Last summer my son and I made a trip to the Mississippi River to try for white bass. Well, really we wanted stripers but we pretty well know that would be a miracle. We haven’t seen any at the rocks in years, but, we had hopes for a striper anyway.
So we were on a jetty running flies through the roil with high hopes. I didn’t have my best gear with me because trips to the river are very rough on rods and fly lines. I had heavily weight flies and so I had a TFO 9-weight that I had won in a raffle at the club for a $1. The reel was a TFO, heavy reel that used to be good but the drag was stuck on a medium braking setting. My flyline was Orvis Ignitor which has a short head and was good for the Belgian roll cast I was using to constantly drop the fly into the roil.
We had caught a few, very few white bass on Clousers. I decided to fish very close to the rocks using the heaviest fly I had. I put on a black wooly bugger I had tied with wrapped lead and a brass cone. The fly had a bunny tail which was pretty long. I was just Belgian rolling the fly through the rocks one cast after another, never really letting line out or stripping much.
I would drop the fly in above the white water and letting it tumble down the rocks with slack to make it drop deep and close to the rocks.
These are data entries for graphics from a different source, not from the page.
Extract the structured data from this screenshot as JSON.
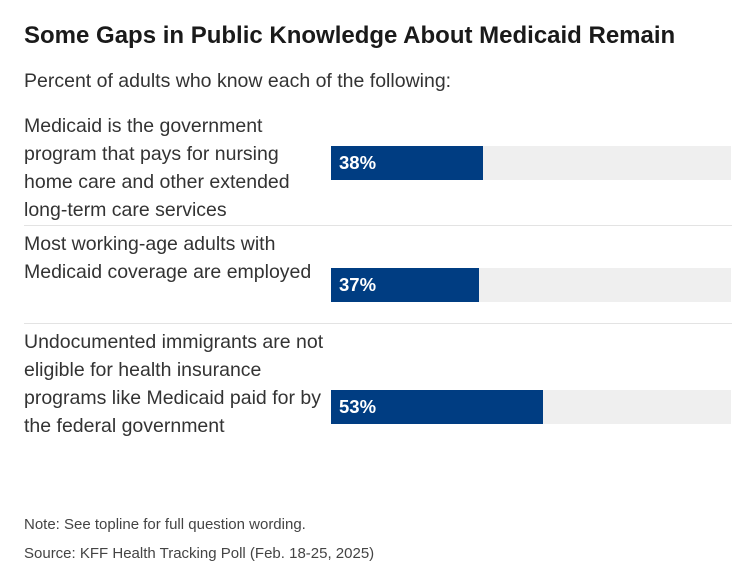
{
  "chart_data": {
    "type": "bar",
    "orientation": "horizontal",
    "title": "Some Gaps in Public Knowledge About Medicaid Remain",
    "subtitle": "Percent of adults who know each of the following:",
    "categories": [
      "Medicaid is the government program that pays for nursing home care and other extended long-term care services",
      "Most working-age adults with Medicaid coverage are employed",
      "Undocumented immigrants are not eligible for health insurance programs like Medicaid paid for by the federal government"
    ],
    "values": [
      38,
      37,
      53
    ],
    "value_labels": [
      "38%",
      "37%",
      "53%"
    ],
    "unit": "%",
    "xlim": [
      0,
      100
    ],
    "bar_color": "#003d82",
    "track_color": "#efefef",
    "note": "Note: See topline for full question wording.",
    "source": "Source: KFF Health Tracking Poll (Feb. 18-25, 2025)"
  }
}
Suddenly I felt a jolt and when I came tight, it was on.! I figured the fish must have been a catfish because it did not make a run but preferred to just pull down and try to lose me in the rocks. Well, by having a saltwater leader and 9 wt that I didn’t mind breaking, I was able to really put some pressure on.
The result was a really nice flathead catfish. My son and wife weighed it on two separate bathroom scales and they both came to 22lbs. Which of course would have been a state record on flyrod, but that’s just not my thing. He was delicious!